Personal information
- Nickname: The Viking
- Nationality: Norwegian
- Born: 10 May 1971 (age 54) Skien, Norway
- Height: 193 cm (6 ft 4 in)
- Weight: 94 kg (207 lb)

Beach volleyball information

Current teammate
| Years | Teammate | Tours (points) |
| 1995–2004, 2008-Present | Jørre Kjemperud | 107 (6461) |

Previous teammates
| Years | Teammate | Tours (points) |
| 2004–2008 | Kjell Arne Gøranson | 26 (960) |

Honours
Men's beach volleyball
Representing Norway
World Championships
| Bronze medal – third place | 2001 Klagenfurt | Beach |
Swatch FIVB World Tour
| Gold medal – first place | 1998 Berlin | Beach |
| Silver medal – second place | 2000 Marseille | Beach |
| Bronze medal – third place | 2002 Klagenfurt | Beach |
| Silver medal – second place | 2003 Espinho | Beach |
| Silver medal – second place | 2004 Espinho | Beach |
| Bronze medal – third place | 2004 Stare Jablonki | Beach |
European Championships
| Gold medal – first place | 1997 Rome | Beach |
| Bronze medal – third place | 1998 Rhodos | Beach |
| Bronze medal – third place | 2000 Bilbao | Beach |
| Bronze medal – third place | 2001 Jesolo | Beach |
| Bronze medal – third place | 2002 Basel | Beach |

= Vegard Høidalen =

Norwegian beach volleyball player (born 1971)

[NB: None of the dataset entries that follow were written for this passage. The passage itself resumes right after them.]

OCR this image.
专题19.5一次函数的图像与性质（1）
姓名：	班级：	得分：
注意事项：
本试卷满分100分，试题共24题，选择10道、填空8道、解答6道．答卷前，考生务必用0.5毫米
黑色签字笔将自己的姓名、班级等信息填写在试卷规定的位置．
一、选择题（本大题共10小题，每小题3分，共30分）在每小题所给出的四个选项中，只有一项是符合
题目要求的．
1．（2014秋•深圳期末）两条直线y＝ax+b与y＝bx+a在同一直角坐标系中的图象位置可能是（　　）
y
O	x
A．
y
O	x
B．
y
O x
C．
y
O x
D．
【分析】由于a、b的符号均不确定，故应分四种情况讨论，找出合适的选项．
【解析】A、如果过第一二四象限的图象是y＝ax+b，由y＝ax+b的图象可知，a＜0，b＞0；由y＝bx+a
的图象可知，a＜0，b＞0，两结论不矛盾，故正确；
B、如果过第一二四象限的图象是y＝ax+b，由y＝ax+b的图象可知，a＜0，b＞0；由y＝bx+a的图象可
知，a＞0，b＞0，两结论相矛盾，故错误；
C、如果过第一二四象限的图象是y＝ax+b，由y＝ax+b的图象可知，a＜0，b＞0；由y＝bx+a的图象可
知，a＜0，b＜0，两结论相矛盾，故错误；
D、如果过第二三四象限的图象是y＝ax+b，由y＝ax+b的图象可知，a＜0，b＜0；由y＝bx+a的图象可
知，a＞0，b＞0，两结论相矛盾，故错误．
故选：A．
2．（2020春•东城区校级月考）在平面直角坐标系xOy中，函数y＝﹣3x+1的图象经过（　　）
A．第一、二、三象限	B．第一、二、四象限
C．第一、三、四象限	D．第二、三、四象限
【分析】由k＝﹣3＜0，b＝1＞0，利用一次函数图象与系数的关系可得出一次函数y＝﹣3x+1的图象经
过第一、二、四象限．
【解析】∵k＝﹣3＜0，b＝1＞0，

Vegard Høidalen (born 10 May 1971 in Skien) is a former professional beach volleyball player from Norway who twice represented his native country at the Summer Olympics: 2000 and 2004. Partnering with Jørre Kjemperud, he won the bronze medal in the men's beach team competition at the 2001 Beach Volleyball World Championships in Klagenfurt, Austria.

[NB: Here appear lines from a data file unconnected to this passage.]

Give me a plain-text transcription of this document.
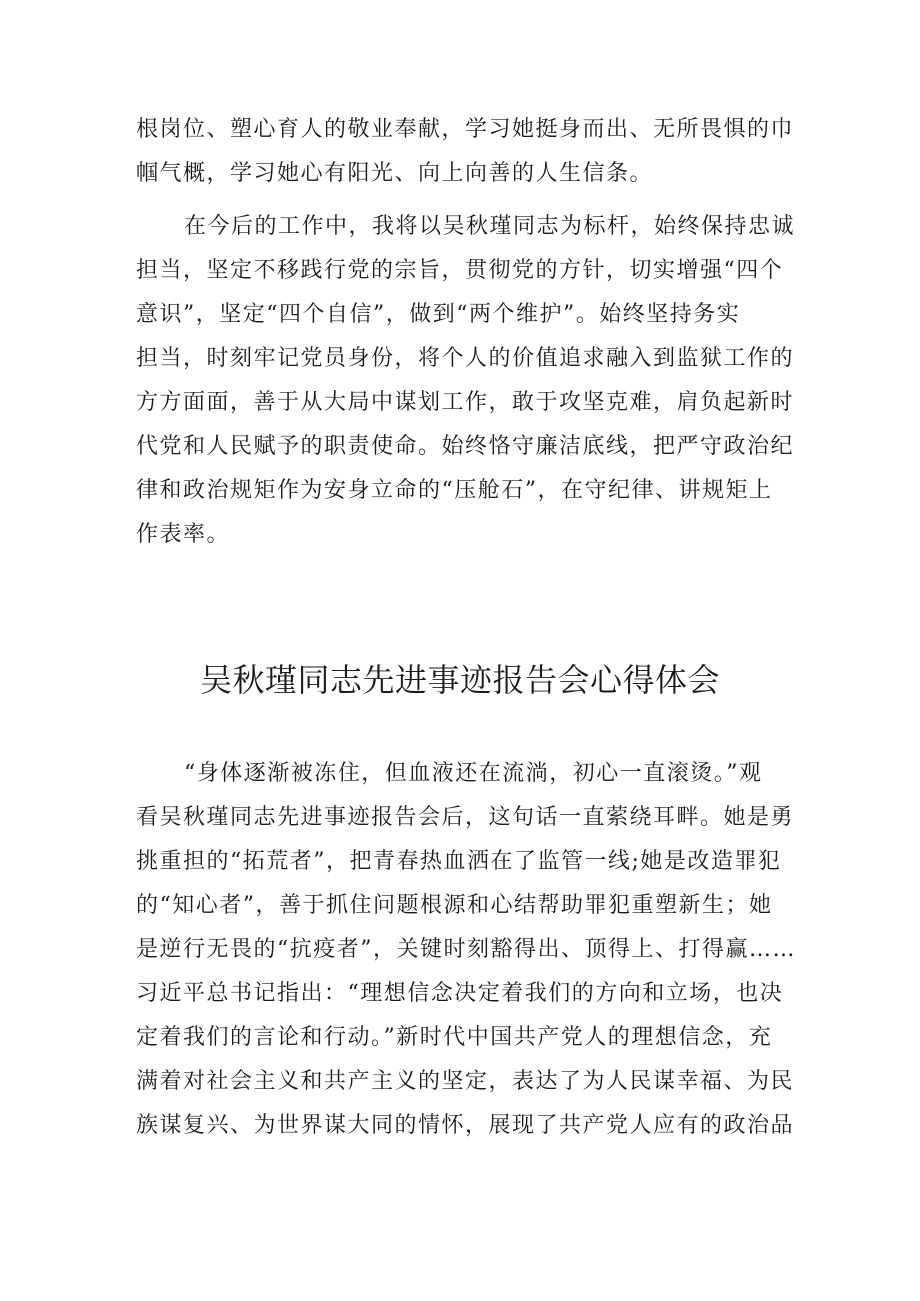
根岗位、塑心育人的敬业奉献，学习她挺身而出、无所畏惧的巾
帼气概，学习她心有阳光、向上向善的人生信条。
在今后的工作中，我将以吴秋瑾同志为标杆，始终保持忠诚
担当，坚定不移践行党的宗旨，贯彻党的方针，切实增强“四个
意识”，坚定“四个自信”，做到“两个维护”。始终坚持务实
担当，时刻牢记党员身份，将个人的价值追求融入到监狱工作的
方方面面，善于从大局中谋划工作，敢于攻坚克难，肩负起新时
代党和人民赋予的职责使命。始终恪守廉洁底线，把严守政治纪
律和政治规矩作为安身立命的“压舱石”，在守纪律、讲规矩上
作表率。
吴秋瑾同志先进事迹报告会心得体会
“身体逐渐被冻住，但血液还在流淌，初心一直滚烫。”观
看吴秋瑾同志先进事迹报告会后，这句话一直萦绕耳畔。她是勇
挑重担的“拓荒者”，把青春热血洒在了监管一线;她是改造罪犯
的“知心者”，善于抓住问题根源和心结帮助罪犯重塑新生；她
是逆行无畏的“抗疫者”，关键时刻豁得出、顶得上、打得赢……
习近平总书记指出：“理想信念决定着我们的方向和立场，也决
定着我们的言论和行动。”新时代中国共产党人的理想信念，充
满着对社会主义和共产主义的坚定，表达了为人民谋幸福、为民
族谋复兴、为世界谋大同的情怀，展现了共产党人应有的政治品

Høidalen was for a period in 2008 suspended from beach volleyball, because of three violations within an 18-month period of Antidoping Norge's requirements regarding athlete availability for out-of-competition testing, which includes failure to provide whereabouts information. Høidalen was critical to how the system works.